Homelessness charity Streetwork was selected to take part in the Media Trust and Sainsbury’s Untold Stories Scheme.

It will be twinned with a professional filmmaker to create a five-minute film, which will be presented by Jon Snow on TV’s Community Channel.

The charity is due to find out today who it will be working with. Among those already allocated to other charities in this year’s scheme are EastEnders and Waterloo Road director Julie Edwards, former Fox World UK head Jonathan Glazier, and Susan Luciani, who worked on the special effects for films including Gulliver’s Travels and The Chronicles of Narnia: The Voyage of the Dawn Treader.

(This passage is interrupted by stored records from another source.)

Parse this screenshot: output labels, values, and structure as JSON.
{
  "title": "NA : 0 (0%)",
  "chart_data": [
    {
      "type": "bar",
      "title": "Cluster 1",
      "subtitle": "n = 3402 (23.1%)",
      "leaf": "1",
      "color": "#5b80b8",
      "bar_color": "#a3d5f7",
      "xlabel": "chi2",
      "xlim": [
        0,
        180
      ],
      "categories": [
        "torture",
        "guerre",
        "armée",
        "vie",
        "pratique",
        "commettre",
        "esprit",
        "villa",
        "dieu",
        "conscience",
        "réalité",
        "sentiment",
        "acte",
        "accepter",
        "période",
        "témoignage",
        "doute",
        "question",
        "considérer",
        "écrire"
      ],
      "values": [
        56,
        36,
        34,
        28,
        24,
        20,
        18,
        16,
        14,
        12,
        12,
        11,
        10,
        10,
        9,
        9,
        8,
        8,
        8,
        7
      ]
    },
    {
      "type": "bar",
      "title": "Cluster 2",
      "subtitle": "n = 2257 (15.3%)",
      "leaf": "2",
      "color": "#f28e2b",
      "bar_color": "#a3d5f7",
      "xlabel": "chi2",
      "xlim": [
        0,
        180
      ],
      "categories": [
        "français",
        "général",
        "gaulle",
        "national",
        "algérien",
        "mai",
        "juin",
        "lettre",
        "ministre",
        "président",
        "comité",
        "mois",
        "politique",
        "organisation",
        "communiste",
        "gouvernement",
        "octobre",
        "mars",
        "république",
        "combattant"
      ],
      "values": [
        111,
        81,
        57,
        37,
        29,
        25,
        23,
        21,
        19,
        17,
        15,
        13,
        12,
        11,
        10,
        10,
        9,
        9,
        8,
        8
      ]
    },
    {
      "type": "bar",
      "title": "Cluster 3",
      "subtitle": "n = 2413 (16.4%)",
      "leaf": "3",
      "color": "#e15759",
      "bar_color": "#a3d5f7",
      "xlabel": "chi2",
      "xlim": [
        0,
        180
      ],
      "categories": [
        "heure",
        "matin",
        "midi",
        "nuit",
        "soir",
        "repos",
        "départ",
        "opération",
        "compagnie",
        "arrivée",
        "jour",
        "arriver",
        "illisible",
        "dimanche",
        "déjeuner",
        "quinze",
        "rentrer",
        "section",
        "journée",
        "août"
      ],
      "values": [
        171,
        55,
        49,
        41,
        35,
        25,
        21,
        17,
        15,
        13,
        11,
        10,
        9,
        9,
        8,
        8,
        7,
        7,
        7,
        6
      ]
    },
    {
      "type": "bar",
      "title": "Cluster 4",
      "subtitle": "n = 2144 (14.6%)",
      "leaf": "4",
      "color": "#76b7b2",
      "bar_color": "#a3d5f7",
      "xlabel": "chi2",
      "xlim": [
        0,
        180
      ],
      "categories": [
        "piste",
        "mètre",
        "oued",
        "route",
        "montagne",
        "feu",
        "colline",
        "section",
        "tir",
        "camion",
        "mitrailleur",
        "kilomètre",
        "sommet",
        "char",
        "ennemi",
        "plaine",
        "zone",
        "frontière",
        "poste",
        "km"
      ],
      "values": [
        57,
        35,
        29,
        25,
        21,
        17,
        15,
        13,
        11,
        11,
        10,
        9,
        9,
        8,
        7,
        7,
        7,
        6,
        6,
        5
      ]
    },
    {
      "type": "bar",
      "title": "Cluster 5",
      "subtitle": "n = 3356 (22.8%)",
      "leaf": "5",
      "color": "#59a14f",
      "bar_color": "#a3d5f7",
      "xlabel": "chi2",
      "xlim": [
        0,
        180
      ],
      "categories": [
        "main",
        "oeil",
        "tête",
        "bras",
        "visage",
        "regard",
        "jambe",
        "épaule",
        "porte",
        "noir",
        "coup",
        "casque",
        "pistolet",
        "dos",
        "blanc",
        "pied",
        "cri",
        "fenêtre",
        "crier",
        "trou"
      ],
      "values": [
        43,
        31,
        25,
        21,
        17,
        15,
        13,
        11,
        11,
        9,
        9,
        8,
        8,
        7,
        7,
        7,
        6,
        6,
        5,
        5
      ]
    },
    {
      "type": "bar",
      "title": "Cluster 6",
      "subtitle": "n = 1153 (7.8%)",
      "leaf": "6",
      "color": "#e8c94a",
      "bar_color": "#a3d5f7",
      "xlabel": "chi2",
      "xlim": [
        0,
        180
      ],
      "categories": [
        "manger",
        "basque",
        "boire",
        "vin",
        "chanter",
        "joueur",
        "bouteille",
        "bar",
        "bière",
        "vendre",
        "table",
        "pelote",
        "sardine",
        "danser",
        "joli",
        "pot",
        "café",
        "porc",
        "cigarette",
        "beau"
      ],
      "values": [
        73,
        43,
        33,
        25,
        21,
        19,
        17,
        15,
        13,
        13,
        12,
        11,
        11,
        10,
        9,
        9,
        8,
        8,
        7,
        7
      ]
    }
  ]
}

Fundraising and relationship manager for Streetwork, Jackie Brown, said: “We did a brand refresh last year which involved marketing literature and an updated website, but we had no money for a short film and I’d love to have something like that on our website and to use for presentations and talks.”

Streetwork, which yesterday held its traditional Christmas lunch, where service users were treated to a three-course meal cooked by Sheraton staff, made a contribution of £1000 towards the film.

Ms Brown said: “If we hadn’t been selected, we would never have done it. We don’t have the funds to do it and if we did have funds available we wouldn’t be spending it on that, we’d be spending it on services for users.

“Something like this is almost priceless – we would never be able to afford it.”

The charity hopes the film will raise public awareness of its work and encourage others to give.

Ms Brown added: “Because of the nature of our work we can’t really have service users in the film because we’re duty bound to protect them to some degree. It would involve a lot of schedules and they often have chaotic lifestyles, and also if somebody moves on, they may not want in the future to be associated with that time of their lives.”

Instead, she said, she hoped it would show staff in action as teams spend a total of 84 hours a week roaming the streets looking for people to help.

She said: “I think what it will hopefully do is bring to life the work that we do. We don’t wait on people to come to us – we go out to them. We’ve got all our staff out with rucksacks and we go out and find people.

“If there’s a shot of somebody wandering about in torrential Edinburgh rain with a rucksack looking for people that need help, that will hopefully make people realise the work we’re doing.”

Media Trust deputy chief executive Katie Lloyd said: “I think Streetwork, because of the work that they do, have some lovely stories to tell.”